Il nous emmène tout d'abord sur la plage d'Ostie, à l'embouchure du Tibre où Pasolini est retrouvé mort un lendemain de Toussaint 1975. Il reste une plaque commémorative mais il y a peu d'explication. Nous allons très vite rejoindre la région du Nord, le Frioul, où les funérailles et l'enterrement ont eu lieu à l'époque. Plus précisément au cimetière communal de Casarta, le village d'où est originaire Pasolini. Il y repose dans le même caveau que sa mère qu'il vénérait et qu'il n'a jamais vraiment quittée. Dans ce cimetière se trouve aussi son frère Guido, mort jeune pour voir défendu ses idées pendant l'occupation allemande.
A Casarta, Pierre Adrian va rencontrer Angela et Andrea du Comité de mémoire de Pasolini ce qui prouve qu'il n'est pas totalement oublié par ses compatriotes.

Après Versuta, San Vito et Trevise c'est à Rome que le poète va vivre. Il y sera productif, fasciné par la représentation, qu'il s'agisse de peinture, théâtre ou cinéma, mais sera aussi victime de harcèlement parce qu'il défend des idées hors du commun et aussi parce qu'il a été accusé de détournement de mineurs et qu'il est mal regardé pour son homosexualité.
Toute sa vie, PPP va se battre : il va défendre la langue des anciens, le dialecte de Frioul, il va lutter contre l'absurdité du système de consommation, contre la télévision, il va s'engager politiquement.
Il a été communiste mais surtout et d'abord, il est antifasciste. Et comme l'écrit Pierre Adrian « Pasolini s'est bâti sur les cendres de Gramsci. Je me construis sur les braises de Pasolini ».
Antonio Gramsci est un membre fondateur du Parti communiste italien, dont il fut un temps à la tête, qui a passé une grande partie de sa vie en prison sous le régime mussolinien. Il avançait l'idée que les intellectuels modernes ne se contentaient pas de produire du discours, mais étaient impliqués dans l'organisation des pratiques sociales L'intellectuel organique comprendrait par la théorie mais sentirait aussi par l'expérience la vie du peuple.
Pasolini avait cette expérience ; d'ailleurs, il est devenu communiste au contact des ouvriers agricoles du Frioul.
Il connait aussi l'humilité et la générosité du chrétien de chapelle alors que la religion le répugnait pour ses règles moralisantes.
Sa pensée Pasolini l'a exprimée dans des textes puissants, parfois violents et par des images qui ont parfois terrifiées mais il a toujours été une personne extraordinaire, honnête et proche de ses collaborateurs comme en témoigne Carlo di Carlo, son assistant au cinéma.

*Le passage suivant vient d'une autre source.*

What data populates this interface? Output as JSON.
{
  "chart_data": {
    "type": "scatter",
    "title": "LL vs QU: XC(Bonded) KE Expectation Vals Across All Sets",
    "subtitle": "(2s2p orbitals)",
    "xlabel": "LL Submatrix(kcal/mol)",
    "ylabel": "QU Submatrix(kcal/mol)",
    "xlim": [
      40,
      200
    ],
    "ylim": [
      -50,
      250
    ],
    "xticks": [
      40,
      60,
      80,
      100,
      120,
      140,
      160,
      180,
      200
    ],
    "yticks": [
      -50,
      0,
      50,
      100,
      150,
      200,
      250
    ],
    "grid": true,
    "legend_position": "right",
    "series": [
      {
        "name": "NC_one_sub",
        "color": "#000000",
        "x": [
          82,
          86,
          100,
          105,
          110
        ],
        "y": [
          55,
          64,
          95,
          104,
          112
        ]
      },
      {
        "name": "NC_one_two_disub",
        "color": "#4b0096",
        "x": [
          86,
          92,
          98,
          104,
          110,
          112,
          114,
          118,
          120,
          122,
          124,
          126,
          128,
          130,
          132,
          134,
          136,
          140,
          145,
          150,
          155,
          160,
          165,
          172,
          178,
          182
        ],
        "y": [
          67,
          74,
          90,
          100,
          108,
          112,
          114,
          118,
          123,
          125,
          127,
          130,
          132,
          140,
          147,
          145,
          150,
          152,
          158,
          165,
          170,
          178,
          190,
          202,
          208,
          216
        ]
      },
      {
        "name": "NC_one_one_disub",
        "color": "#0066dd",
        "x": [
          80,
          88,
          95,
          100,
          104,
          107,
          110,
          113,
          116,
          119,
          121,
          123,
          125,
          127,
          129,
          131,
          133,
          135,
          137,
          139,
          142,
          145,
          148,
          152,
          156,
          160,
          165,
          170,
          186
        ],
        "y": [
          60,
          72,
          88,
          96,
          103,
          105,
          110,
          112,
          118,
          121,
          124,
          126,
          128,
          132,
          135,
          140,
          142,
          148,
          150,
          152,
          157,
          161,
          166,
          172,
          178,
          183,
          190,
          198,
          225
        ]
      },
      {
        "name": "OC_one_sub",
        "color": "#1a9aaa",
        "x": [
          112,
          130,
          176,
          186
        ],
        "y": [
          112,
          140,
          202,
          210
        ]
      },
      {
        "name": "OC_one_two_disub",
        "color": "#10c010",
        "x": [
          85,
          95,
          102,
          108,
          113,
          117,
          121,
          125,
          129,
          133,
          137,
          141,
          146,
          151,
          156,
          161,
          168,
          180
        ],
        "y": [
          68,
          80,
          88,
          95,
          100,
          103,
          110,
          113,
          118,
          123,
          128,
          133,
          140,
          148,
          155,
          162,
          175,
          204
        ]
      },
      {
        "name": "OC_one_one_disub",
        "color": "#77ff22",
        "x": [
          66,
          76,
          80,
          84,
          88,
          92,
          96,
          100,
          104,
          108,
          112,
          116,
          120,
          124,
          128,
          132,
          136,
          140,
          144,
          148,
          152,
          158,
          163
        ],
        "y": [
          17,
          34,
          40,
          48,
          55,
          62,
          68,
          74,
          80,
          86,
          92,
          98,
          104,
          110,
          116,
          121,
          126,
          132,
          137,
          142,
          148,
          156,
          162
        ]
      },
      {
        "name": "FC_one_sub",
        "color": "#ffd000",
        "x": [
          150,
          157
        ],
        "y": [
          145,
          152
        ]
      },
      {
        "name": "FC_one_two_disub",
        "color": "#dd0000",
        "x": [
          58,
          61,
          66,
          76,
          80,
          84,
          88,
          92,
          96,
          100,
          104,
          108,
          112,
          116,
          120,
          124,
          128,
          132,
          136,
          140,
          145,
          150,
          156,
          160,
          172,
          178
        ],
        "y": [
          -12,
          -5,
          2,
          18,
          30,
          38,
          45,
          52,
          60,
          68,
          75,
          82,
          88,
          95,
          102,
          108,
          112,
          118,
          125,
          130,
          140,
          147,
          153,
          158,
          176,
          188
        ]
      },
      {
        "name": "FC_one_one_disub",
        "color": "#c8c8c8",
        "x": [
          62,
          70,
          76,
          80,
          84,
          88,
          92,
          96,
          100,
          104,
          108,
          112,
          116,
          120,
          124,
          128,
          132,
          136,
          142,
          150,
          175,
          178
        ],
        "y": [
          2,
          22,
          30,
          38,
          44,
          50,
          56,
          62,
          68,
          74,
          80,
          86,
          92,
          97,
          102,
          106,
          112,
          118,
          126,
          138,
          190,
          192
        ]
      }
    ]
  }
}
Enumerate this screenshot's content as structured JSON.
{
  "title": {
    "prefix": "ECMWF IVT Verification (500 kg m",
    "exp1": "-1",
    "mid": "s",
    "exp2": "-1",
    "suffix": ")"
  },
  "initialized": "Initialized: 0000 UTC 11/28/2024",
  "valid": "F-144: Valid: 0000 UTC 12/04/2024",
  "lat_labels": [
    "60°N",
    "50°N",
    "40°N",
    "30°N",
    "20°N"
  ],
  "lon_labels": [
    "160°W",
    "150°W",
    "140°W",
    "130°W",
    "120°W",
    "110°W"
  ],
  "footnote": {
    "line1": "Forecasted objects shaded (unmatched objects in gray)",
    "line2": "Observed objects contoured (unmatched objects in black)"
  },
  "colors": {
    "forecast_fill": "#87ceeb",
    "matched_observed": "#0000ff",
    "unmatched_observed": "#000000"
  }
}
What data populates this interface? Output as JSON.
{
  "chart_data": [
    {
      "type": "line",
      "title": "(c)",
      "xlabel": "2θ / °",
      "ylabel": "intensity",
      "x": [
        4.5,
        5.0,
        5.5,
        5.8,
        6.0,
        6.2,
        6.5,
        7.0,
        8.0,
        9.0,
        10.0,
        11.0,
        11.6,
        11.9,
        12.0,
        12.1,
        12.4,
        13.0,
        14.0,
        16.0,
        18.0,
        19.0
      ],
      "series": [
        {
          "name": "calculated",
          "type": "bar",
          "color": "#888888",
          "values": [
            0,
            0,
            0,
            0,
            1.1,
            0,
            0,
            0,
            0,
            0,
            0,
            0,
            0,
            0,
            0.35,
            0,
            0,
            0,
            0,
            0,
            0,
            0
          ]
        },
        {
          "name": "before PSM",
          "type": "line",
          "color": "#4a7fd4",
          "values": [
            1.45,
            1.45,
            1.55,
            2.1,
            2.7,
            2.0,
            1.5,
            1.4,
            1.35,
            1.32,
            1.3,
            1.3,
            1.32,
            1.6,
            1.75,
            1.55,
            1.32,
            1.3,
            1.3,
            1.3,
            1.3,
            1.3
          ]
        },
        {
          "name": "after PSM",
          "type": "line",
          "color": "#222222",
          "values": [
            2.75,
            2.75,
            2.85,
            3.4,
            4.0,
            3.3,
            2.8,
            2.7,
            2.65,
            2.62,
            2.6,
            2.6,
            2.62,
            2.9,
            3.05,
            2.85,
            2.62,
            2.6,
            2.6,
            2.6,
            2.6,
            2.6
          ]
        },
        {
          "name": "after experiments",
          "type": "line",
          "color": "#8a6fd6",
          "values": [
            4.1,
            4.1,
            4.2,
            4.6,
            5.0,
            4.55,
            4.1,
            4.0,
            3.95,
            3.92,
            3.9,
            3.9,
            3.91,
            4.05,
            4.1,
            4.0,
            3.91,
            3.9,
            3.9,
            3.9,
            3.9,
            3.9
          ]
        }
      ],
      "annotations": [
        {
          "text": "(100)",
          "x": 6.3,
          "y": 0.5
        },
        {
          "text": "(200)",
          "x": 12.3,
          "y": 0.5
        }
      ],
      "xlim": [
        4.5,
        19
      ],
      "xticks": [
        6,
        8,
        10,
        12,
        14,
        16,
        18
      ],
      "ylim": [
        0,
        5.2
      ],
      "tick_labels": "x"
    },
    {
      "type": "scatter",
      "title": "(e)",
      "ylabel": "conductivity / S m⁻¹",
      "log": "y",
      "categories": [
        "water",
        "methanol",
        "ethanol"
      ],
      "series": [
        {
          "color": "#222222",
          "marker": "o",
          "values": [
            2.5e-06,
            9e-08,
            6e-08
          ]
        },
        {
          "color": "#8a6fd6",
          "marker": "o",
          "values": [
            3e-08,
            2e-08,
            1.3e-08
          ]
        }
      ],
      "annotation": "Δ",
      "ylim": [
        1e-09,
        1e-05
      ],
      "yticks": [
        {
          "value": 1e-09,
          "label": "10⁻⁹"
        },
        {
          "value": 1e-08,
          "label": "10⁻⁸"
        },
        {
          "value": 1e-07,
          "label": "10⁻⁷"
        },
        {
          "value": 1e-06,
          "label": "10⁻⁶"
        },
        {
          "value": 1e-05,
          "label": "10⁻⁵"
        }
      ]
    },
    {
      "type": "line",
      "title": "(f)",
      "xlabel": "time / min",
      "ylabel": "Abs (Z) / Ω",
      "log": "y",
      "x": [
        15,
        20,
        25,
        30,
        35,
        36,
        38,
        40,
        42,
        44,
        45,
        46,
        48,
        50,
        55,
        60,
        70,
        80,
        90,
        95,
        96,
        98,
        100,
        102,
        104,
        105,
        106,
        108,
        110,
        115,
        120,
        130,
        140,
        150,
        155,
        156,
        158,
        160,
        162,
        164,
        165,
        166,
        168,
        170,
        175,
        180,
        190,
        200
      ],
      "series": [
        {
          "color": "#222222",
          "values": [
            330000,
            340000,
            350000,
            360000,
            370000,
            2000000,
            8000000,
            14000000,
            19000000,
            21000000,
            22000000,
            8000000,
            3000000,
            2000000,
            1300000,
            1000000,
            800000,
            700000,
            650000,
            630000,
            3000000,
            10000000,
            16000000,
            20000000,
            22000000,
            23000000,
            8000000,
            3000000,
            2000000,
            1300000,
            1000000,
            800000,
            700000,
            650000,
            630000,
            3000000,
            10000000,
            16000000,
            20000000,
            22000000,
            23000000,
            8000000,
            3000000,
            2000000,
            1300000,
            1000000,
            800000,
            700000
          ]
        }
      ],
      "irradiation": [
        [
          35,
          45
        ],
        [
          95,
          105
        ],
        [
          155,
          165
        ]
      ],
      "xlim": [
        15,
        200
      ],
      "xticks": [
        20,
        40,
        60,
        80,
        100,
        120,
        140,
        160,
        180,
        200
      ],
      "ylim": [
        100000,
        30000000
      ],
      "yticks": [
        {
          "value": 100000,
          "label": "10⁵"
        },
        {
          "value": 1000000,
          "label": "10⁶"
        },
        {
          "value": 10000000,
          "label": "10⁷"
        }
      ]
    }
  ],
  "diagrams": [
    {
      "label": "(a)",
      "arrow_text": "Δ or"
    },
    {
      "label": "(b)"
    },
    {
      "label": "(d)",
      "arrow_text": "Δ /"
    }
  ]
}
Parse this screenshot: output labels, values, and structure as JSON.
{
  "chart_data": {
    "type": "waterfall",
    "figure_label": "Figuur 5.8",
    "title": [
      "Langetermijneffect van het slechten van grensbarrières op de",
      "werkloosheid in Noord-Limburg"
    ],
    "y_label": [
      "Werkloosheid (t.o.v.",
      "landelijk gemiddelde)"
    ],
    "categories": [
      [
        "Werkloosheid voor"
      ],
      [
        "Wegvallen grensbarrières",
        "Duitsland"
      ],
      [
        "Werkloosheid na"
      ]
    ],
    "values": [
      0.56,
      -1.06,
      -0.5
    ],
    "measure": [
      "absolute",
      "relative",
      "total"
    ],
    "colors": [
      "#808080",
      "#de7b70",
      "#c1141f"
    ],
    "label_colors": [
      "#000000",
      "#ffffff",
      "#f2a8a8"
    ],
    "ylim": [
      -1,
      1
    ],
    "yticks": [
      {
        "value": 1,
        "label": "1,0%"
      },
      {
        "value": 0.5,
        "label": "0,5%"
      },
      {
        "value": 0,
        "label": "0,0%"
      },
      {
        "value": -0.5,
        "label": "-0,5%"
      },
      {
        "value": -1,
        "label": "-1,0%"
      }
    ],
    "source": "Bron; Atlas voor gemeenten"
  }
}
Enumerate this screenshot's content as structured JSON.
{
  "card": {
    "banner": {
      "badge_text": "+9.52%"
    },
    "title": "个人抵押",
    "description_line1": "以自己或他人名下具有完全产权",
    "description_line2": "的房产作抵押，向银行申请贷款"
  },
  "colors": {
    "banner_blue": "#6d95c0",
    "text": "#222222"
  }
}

On voulait le bâillonner et les difficultés l'ont affectés toute sa vie. Pasolini ira donc chercher dans la banlieue de Rome une consolation a sa vie de paria. Il s'éloigne là où il n'y a pas eu l'exposition universelle de 1942, dans le quartier de l'EUR. Puis, la tour de Chia, isolée, sera son dernier refuge avant la mort.

Même si je ne suis pas toujours d'accord avec les positions radicales Pier Paolo Pasolini comme son refus de l'avortement, je trouve que ce livre donne envie de mieux le connaitre. Il est plein d'émotion d'autant plus que les témoignages ponctuent le chemin que va suivre pierre Adrian. Et puis, il ne faut pas oublier la bande son proposée par l'auteur : le piano de keith jarrett dans Köln Concert.

Lu dans le cadre d'une opération masse critique, ce livre est un bel hommage.